The parallel suggests: the CoT that emerges from RL may not look like the CoT humans designed. It may be more efficient, more adaptive, or structured in ways we haven’t anticipated.

这个类比暗示：从 RL 涌现的 CoT 可能不像人类设计的 CoT。 它可能更高效、更自适应，或以我们未曾预料的方式结构化。

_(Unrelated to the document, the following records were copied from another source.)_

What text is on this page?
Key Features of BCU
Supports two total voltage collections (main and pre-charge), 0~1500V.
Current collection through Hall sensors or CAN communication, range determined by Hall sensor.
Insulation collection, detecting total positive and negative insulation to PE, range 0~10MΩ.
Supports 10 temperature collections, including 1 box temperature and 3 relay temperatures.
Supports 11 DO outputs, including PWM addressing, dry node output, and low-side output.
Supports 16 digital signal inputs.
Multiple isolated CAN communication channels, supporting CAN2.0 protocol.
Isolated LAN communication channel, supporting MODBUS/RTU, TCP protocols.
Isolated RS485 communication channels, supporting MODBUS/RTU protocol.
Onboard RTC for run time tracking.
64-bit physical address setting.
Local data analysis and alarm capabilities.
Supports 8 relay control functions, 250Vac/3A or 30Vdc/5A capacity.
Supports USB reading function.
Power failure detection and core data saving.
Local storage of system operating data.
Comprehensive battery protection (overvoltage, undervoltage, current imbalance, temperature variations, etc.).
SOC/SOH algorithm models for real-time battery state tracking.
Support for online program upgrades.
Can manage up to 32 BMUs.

9. Conclusion: The Pragmatic View

9. 结论：务实观点

The answer to “Does Chain-of-Thought really work?” is:

“思维链到底有没有用？”的答案是：

Yes, when the task requires it. No, when it doesn’t. And well-trained models already know the difference.

需要时有用。不需要时没用。训练良好的模型已经知道区别。

The CoT debate was always a false dichotomy. It’s like asking “Do calculators really work?” Of course they work—for calculations that benefit from them. You don’t need a calculator for 2+2, and you probably want one for compound interest over 30 years.

CoT 辩论一直是个假二元对立。就像问”计算器真的有用吗？”当然有用——对于受益于它们的计算。2+2 你不需要计算器，30 年复利计算你可能想要一个。

CoT is a cognitive tool. Use it wisely. Trust your model to use it wisely. And stop building “thinking mode” toggles that solve problems that don’t exist.

CoT 是认知工具。明智地使用它。相信你的模型能明智地使用它。停止构建解决不存在问题的”思维模式”开关。

References / 参考文献

Wei, J., et al. (2022). “Chain-of-Thought Prompting Elicits Reasoning in Large Language Models.” NeurIPS.

DeepSeek. (2025/2026). “DeepSeek-R1: Incentivizing Reasoning Capability in LLMs via Reinforcement Learning.” arXiv:2501.12948, Nature.

Geng, J., et al. (2024). “Mind Your Step (by Step): Chain-of-Thought can Reduce Performance on Tasks where Thinking Makes Humans Worse.” arXiv:2410.21333.

Wu, Y., et al. (2025). “When More is Less: Understanding Chain-of-Thought Length in LLMs.” arXiv:2502.07266.

Silver, D., et al. (2016). “Mastering the game of Go with deep neural networks and tree search.” Nature.

[Author’s Note: Updated January 2026 to incorporate DeepSeek R1’s evidence that CoT emerges naturally through RL, and cognitive psychology research on optimal reasoning length.]

[作者注：2026年1月更新，整合了 DeepSeek R1 关于 CoT 通过 RL 自然涌现的证据，以及关于最优推理长度的认知心理学研究。]